Mélenchon et Lafontaine sont entrés dans notre monde par cette social-démocratie qui ne voulait pas cesser de l’être et qui transformait la cohérence en force et programme. C’était un temps d’optimisme : les forums sociaux, les mobilisations unies et la place de la gauche qui montait en France, en Italie, en Grèce, en Allemagne, au Portugal… L’émergence de Partis de Gauche à l’échelle européenne comme l’expression d’un projet politique qui voulait se construire avec l’objectif d’être majoritaire, accompagné d’un programme clair et pointu ancré à gauche. « Une autre Europe est possible » résumait et synthétisait une volonté, un pari différencié formulé de manière positive. Tout cela s’est terminé le jour où Alexis Tsipras s’est plié au chantage de l’Union européenne et a appliqué un programme d’austérité sévère qui, on le sait bien aujourd’hui, n’a servi qu’à payer les dettes et achever de couler l’économie grecque.

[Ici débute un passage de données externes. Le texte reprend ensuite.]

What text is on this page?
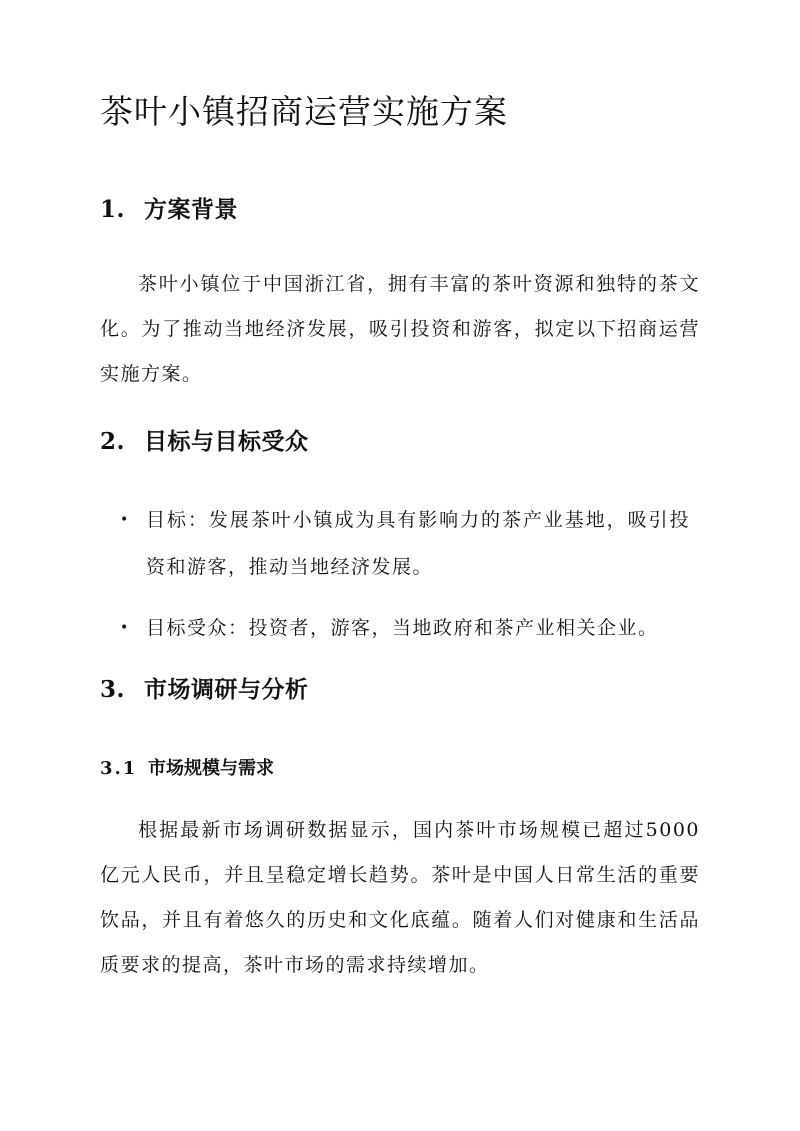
茶叶小镇招商运营实施方案
1. 方案背景

茶叶小镇位于中国浙江省，拥有丰富的茶叶资源和独特的茶文化。为了推动当地经济发展，吸引投资和游客，拟定以下招商运营实施方案。

2. 目标与目标受众
• 目标：发展茶叶小镇成为具有影响力的茶产业基地，吸引投资和游客，推动当地经济发展。
• 目标受众：投资者，游客，当地政府和茶产业相关企业。
3. 市场调研与分析
3.1 市场规模与需求

根据最新市场调研数据显示，国内茶叶市场规模已超过5000亿元人民币，并且呈稳定增长趋势。茶叶是中国人日常生活的重要饮品，并且有着悠久的历史和文化底蕴。随着人们对健康和生活品质要求的提高，茶叶市场的需求持续增加。
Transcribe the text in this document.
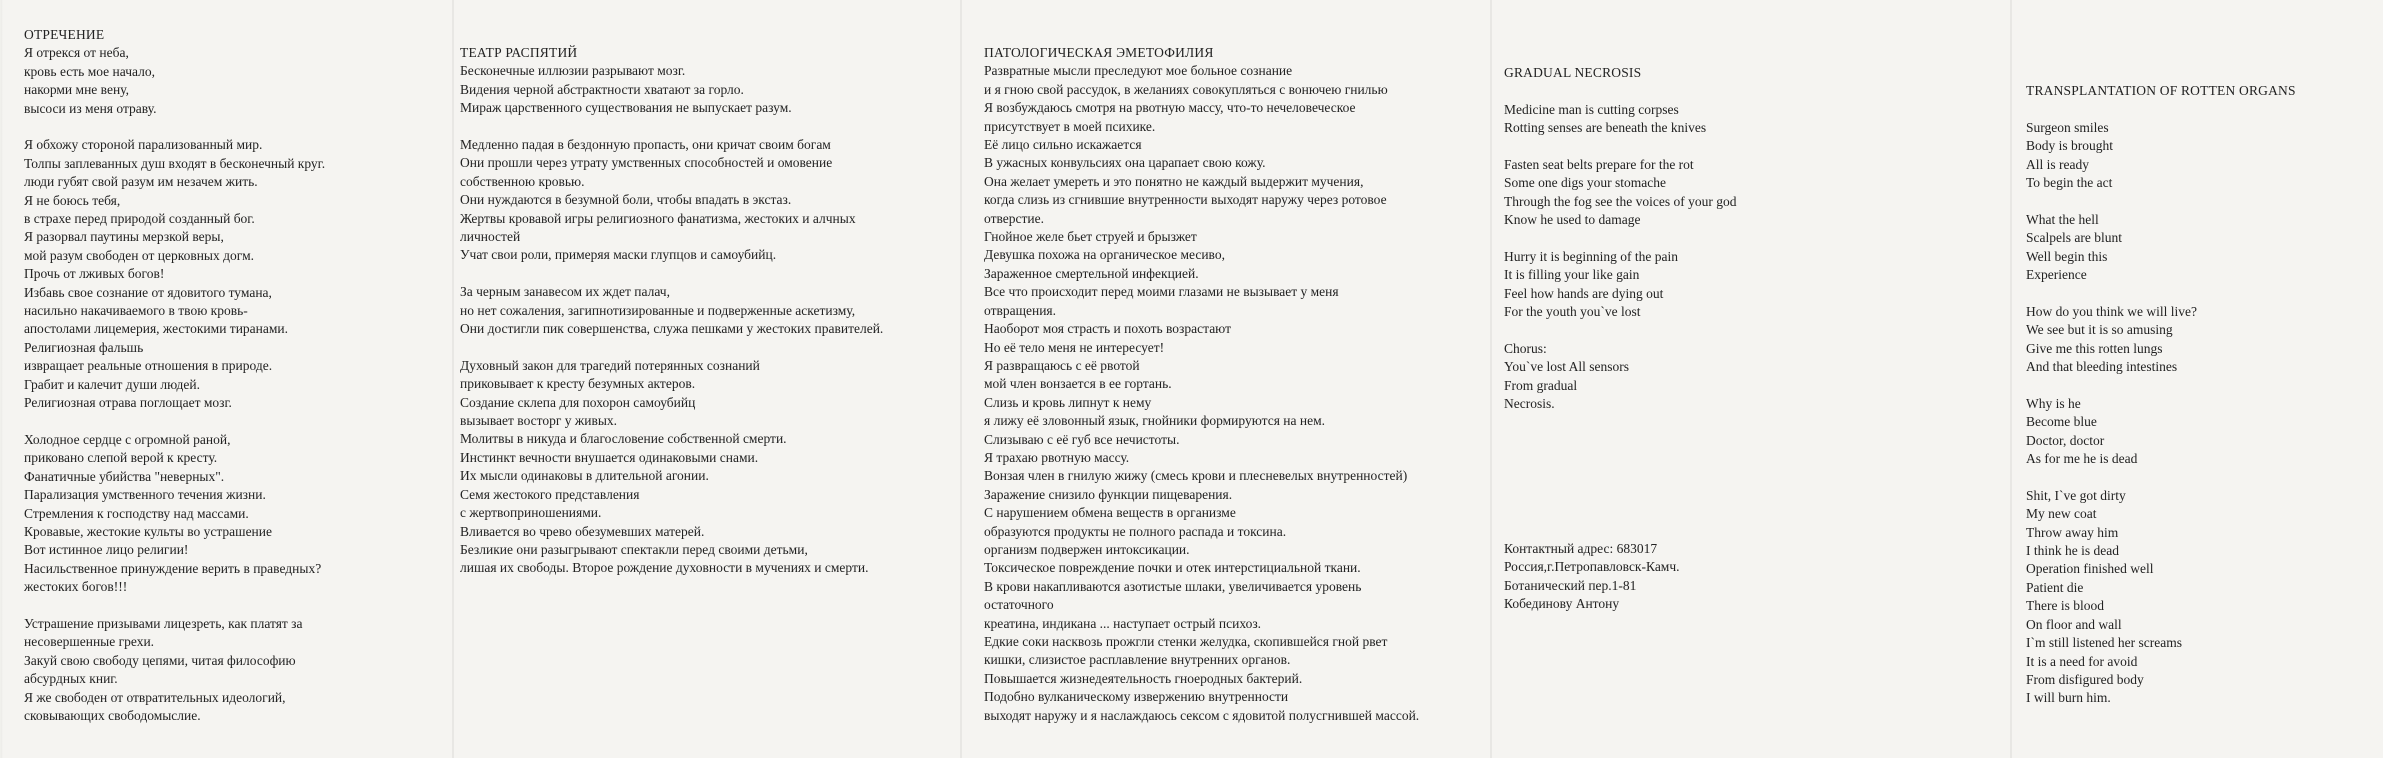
ОТРЕЧЕНИЕ
Я отрекся от неба,
кровь есть мое начало,
накорми мне вену,
высоси из меня отраву.
Я обхожу стороной парализованный мир.
Толпы заплеванных душ входят в бесконечный круг.
люди губят свой разум им незачем жить.
Я не боюсь тебя,
в страхе перед природой созданный бог.
Я разорвал паутины мерзкой веры,
мой разум свободен от церковных догм.
Прочь от лживых богов!
Избавь свое сознание от ядовитого тумана,
насильно накачиваемого в твою кровь-
апостолами лицемерия, жестокими тиранами.
Религиозная фальшь
извращает реальные отношения в природе.
Грабит и калечит души людей.
Религиозная отрава поглощает мозг.
Холодное сердце с огромной раной,
приковано слепой верой к кресту.
Фанатичные убийства "неверных".
Парализация умственного течения жизни.
Стремления к господству над массами.
Кровавые, жестокие культы во устрашение
Вот истинное лицо религии!
Насильственное принуждение верить в праведных?
жестоких богов!!!
Устрашение призывами лицезреть, как платят за
несовершенные грехи.
Закуй свою свободу цепями, читая философию
абсурдных книг.
Я же свободен от отвратительных идеологий,
сковывающих свободомыслие.
ТЕАТР РАСПЯТИЙ
Бесконечные иллюзии разрывают мозг.
Видения черной абстрактности хватают за горло.
Мираж царственного существования не выпускает разум.
Медленно падая в бездонную пропасть, они кричат своим богам
Они прошли через утрату умственных способностей и омовение
собственною кровью.
Они нуждаются в безумной боли, чтобы впадать в экстаз.
Жертвы кровавой игры религиозного фанатизма, жестоких и алчных
личностей
Учат свои роли, примеряя маски глупцов и самоубийц.
За черным занавесом их ждет палач,
но нет сожаления, загипнотизированные и подверженные аскетизму,
Они достигли пик совершенства, служа пешками у жестоких правителей.
Духовный закон для трагедий потерянных сознаний
приковывает к кресту безумных актеров.
Создание склепа для похорон самоубийц
вызывает восторг у живых.
Молитвы в никуда и благословение собственной смерти.
Инстинкт вечности внушается одинаковыми снами.
Их мысли одинаковы в длительной агонии.
Семя жестокого представления
с жертвоприношениями.
Вливается во чрево обезумевших матерей.
Безликие они разыгрывают спектакли перед своими детьми,
лишая их свободы. Второе рождение духовности в мучениях и смерти.
ПАТОЛОГИЧЕСКАЯ ЭМЕТОФИЛИЯ
Развратные мысли преследуют мое больное сознание
и я гною свой рассудок, в желаниях совокупляться с вонючею гнилью
Я возбуждаюсь смотря на рвотную массу, что-то нечеловеческое
присутствует в моей психике.
Её лицо сильно искажается
В ужасных конвульсиях она царапает свою кожу.
Она желает умереть и это понятно не каждый выдержит мучения,
когда слизь из сгнившие внутренности выходят наружу через ротовое
отверстие.
Гнойное желе бьет струей и брызжет
Девушка похожа на органическое месиво,
Зараженное смертельной инфекцией.
Все что происходит перед моими глазами не вызывает у меня
отвращения.
Наоборот моя страсть и похоть возрастают
Но её тело меня не интересует!
Я развращаюсь с её рвотой
мой член вонзается в ее гортань.
Слизь и кровь липнут к нему
я лижу её зловонный язык, гнойники формируются на нем.
Слизываю с её губ все нечистоты.
Я трахаю рвотную массу.
Вонзая член в гнилую жижу (смесь крови и плесневелых внутренностей)
Заражение снизило функции пищеварения.
С нарушением обмена веществ в организме
образуются продукты не полного распада и токсина.
организм подвержен интоксикации.
Токсическое повреждение почки и отек интерстициальной ткани.
В крови накапливаются азотистые шлаки, увеличивается уровень
остаточного
креатина, индикана ... наступает острый психоз.
Едкие соки насквозь прожгли стенки желудка, скопившейся гной рвет
кишки, слизистое расплавление внутренних органов.
Повышается жизнедеятельность гноеродных бактерий.
Подобно вулканическому извержению внутренности
выходят наружу и я наслаждаюсь сексом с ядовитой полусгнившей массой.
GRADUAL NECROSIS
Medicine man is cutting corpses
Rotting senses are beneath the knives
Fasten seat belts prepare for the rot
Some one digs your stomache
Through the fog see the voices of your god
Know he used to damage
Hurry it is beginning of the pain
It is filling your like gain
Feel how hands are dying out
For the youth you`ve lost
Chorus:
You`ve lost All sensors
From gradual
Necrosis.
TRANSPLANTATION OF ROTTEN ORGANS
Surgeon smiles
Body is brought
All is ready
To begin the act
What the hell
Scalpels are blunt
Well begin this
Experience
How do you think we will live?
We see but it is so amusing
Give me this rotten lungs
And that bleeding intestines
Why is he
Become blue
Doctor, doctor
As for me he is dead
Shit, I`ve got dirty
My new coat
Throw away him
I think he is dead
Operation finished well
Patient die
There is blood
On floor and wall
I`m still listened her screams
It is a need for avoid
From disfigured body
I will burn him.
Контактный адрес: 683017
Россия,г.Петропавловск-Камч.
Ботанический пер.1-81
Кобединову Антону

Les temps ont changé pour le pire, bien pire. Lafontaine a quitté Die Linke après que ce parti ait accepté les nouveaux budgets destinés à la guerre, dans le cadre d’un renforcement structurel du complexe militaro-industriel allemand avec une OTAN fermant la porte à toute ouverture à l’Est. Mélenchon poursuit sa lutte déséquilibrée pour revendiquer une nouvelle république. Celle-ci serait sise sur une bloc national-populaire qui existe et qui se mobilise. Toutefois, il ne dispose pas encore d’une définition politique autonome capable de transformer ce sujet en un projet alternatif pour le pays. C’est la question décisive.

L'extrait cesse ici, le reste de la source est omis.